Anti Trolling or Pro Litigation

Is old rhetoric or public good driving the latest batch of bills proposed by the Morrison LNP government.

The government’s anti-trolling laws are shaping up to be the cornerstone upon which the Morrison Liberal government runs it’s 2022 election campaign. These laws however seem to solely focus on the ability to litigate defamation cases rather than actually tackle online trolling for the everyday Aussie.

The reforms will give victims of defamatory online comments two ways to unmask trolls and resolve disputes.

Prime Minister & Attorney General Media Release

In the above media release there are 12 references to defamation and defamatory comments as the target of the new law. This appears to be at odds with the generally held consensus of what online trolling actually is. Even the Prime Minister himself described the offending online behaviour as “… anonymously going around, and harm people and hurt people, harass them and bully them and sledge them. That’s not Australia[n].”, in this interview on the ABC. However the media release has zero references to online harassment or abuse, initially I thought this was because the ability to reconcile this in a legal sense would have no precedent but that isn’t the case at all. Harassment, bullying and abuse have very well documented parameters in terms of legal prosecution, surely if the new law can target defamation it could also include these equally if not more severe cases.

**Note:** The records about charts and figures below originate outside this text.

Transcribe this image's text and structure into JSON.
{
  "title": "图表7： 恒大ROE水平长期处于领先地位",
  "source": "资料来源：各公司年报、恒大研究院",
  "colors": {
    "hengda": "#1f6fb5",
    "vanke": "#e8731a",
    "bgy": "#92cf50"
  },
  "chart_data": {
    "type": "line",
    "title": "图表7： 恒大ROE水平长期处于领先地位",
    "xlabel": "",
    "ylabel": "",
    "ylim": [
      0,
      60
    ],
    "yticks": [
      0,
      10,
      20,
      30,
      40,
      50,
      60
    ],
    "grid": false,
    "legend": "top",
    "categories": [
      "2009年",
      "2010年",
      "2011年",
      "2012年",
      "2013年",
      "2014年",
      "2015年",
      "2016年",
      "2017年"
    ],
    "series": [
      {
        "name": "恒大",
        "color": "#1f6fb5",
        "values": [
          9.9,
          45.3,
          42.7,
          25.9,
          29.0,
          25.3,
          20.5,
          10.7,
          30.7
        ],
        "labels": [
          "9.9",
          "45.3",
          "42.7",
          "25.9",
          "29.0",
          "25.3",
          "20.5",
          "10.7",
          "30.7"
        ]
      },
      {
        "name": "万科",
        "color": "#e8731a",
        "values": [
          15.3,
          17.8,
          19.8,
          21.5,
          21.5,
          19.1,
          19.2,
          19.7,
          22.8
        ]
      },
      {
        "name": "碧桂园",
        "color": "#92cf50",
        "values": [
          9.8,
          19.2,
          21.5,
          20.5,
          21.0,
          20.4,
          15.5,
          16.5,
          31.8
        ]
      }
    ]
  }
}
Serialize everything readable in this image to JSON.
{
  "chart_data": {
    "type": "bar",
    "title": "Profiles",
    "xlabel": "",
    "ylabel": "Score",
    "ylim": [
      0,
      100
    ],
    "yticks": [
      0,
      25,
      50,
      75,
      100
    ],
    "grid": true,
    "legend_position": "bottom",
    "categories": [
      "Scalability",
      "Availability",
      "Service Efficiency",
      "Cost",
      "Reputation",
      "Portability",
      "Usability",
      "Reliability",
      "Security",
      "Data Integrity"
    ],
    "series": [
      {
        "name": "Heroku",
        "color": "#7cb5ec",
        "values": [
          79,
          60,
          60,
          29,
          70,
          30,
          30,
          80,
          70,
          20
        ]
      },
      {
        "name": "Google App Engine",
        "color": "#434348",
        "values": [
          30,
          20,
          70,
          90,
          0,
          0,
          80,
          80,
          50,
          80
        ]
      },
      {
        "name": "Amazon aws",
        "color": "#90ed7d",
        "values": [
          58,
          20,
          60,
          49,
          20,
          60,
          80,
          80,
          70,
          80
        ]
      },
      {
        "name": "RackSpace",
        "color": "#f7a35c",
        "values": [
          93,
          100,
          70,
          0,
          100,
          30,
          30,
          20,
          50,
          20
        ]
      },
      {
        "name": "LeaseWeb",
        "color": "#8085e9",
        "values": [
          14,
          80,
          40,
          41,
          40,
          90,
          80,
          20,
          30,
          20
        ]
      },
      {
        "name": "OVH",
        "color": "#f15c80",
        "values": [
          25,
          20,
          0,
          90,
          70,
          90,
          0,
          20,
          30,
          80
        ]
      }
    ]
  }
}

This bill along with the religious freedom act seem, in my personal opinion, to be a desperate last ditch effort of a flailing political party to inflict old and often outdated rhetoric onto a populace that is tired of being ignored. Finally able to speak their mind directly to those who purport to represent the community as a whole, everyday people now have the capacity to voice their critique and opinion of officials on how they conduct themselves whilst holding public office.

When we speak truth to power we are ignored at best and brutally suppressed at worst.